Thanks for sharing....at least I know I am not alone in my thinking.
Love, Sharon
Cathy I understand totally. What ever it is it is not "JUST A" it is part of Lou. I have the same memories of my dad's truck. Our truck had died and we needed a new one. Dad was in the hospital and he had a new (2 year old maybe) truck sitting in the garage at mom and dad's house. Mom wanted us to take it (she knew he would never come home to drive it) I could not do it. When (if) dad were ever to come home he needed his truck there even if he never drove it. The tuck was such a part of dad. This truck and the ones he had before. Well we bought a new used truck and dad never came home. I was lucky enought for our very dear friends to buy it. Now that was back in 85 and the truck still sits at their house to be driving to the dump, to pick up rocks, pull the boat to the dock. What ever it is your need a truck for, but it is there for me to see and think of dad. On one hand guess I am glad we did not take it as one day it would have to be replace and it would be so hard to do. It was and is part of dad as your car is part of Lou. It is not "JUST A CAR".
Love you Kathie
P.S. It is so good to read what you, Michelle and others write on these sites it gives me things to think about, things I never put much thought into. Thank You.
Dearest Cathy:
It is not just you. In 1996, Rob and I bought a used BMW M5 because our boys thought we needed a "muscle car." We acquired it in October and he was diagnosed with a brain tumor in November and had his first brain surgery in December. Until he died in August, 2005, for as long as he was able to drive, that was still his car. After he died, our older son King, who has a smaller, newer BMW now, asked for the car. He still has it and we are still paying to insure it and keep it in good repair, because none of us can bear to part with something Rob loved so much. I am not sure that I totally understand the connection between men and their "machines," but my sons and I still feel that bond and cannot sever it.
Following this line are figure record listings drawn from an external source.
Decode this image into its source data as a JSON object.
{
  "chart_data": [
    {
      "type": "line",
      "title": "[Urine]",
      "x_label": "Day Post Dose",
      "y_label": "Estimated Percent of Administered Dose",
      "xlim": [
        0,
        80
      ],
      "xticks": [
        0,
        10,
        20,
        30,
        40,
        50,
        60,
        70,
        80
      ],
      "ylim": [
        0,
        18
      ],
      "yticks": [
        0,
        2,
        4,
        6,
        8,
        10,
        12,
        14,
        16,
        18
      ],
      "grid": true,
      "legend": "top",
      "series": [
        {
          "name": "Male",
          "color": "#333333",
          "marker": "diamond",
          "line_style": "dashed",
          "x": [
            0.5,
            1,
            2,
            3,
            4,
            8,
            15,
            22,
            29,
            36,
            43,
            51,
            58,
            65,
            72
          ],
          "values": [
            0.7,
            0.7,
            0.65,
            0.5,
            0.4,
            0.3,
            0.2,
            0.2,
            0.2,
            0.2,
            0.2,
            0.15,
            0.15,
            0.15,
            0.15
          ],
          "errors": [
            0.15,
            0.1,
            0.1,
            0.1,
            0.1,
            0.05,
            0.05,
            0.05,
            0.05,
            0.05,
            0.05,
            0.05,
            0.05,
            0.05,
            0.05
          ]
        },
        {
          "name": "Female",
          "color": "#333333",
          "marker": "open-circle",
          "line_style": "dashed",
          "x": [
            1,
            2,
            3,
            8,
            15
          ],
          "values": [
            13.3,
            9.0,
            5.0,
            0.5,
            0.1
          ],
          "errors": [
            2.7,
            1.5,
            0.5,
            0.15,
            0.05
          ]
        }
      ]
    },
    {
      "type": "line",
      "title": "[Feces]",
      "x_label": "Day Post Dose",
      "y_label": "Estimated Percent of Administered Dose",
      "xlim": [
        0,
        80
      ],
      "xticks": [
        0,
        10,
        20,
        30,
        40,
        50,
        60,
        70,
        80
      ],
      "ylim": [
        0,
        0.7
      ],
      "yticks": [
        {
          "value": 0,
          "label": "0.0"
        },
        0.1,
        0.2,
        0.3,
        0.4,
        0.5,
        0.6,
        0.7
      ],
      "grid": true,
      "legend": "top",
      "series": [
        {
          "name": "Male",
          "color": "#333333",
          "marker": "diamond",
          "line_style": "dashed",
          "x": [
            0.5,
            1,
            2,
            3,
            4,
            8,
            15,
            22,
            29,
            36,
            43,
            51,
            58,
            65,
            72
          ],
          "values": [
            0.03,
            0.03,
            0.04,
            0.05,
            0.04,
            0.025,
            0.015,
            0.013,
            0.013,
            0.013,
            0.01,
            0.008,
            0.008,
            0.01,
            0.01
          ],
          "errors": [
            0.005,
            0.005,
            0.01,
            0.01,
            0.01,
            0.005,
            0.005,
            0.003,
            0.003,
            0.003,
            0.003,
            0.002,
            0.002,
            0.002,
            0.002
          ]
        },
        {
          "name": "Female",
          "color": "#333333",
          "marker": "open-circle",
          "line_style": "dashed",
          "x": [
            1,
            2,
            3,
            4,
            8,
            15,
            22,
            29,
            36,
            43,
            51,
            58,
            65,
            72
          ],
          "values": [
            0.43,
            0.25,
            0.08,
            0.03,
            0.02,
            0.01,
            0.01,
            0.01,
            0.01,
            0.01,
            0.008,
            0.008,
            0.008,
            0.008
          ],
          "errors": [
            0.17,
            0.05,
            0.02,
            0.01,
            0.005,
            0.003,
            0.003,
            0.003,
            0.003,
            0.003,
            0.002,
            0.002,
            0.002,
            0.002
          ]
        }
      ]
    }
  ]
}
I also need a new car but cannot quite part with the one that I used to drive Rob back and forth to all his doctors' appointments the last year of his life. I read once that it is not that we love these things so much, but that they become "invested objects," the repositories where we place--or misdirect, perhaps--our memories. Letting go of the things does not mean letting go of the memories, but maybe they are the triggers that put us back in touch so quickly and readily with the recollections that we treasure.
I don't know...but I do understand how you feel about this.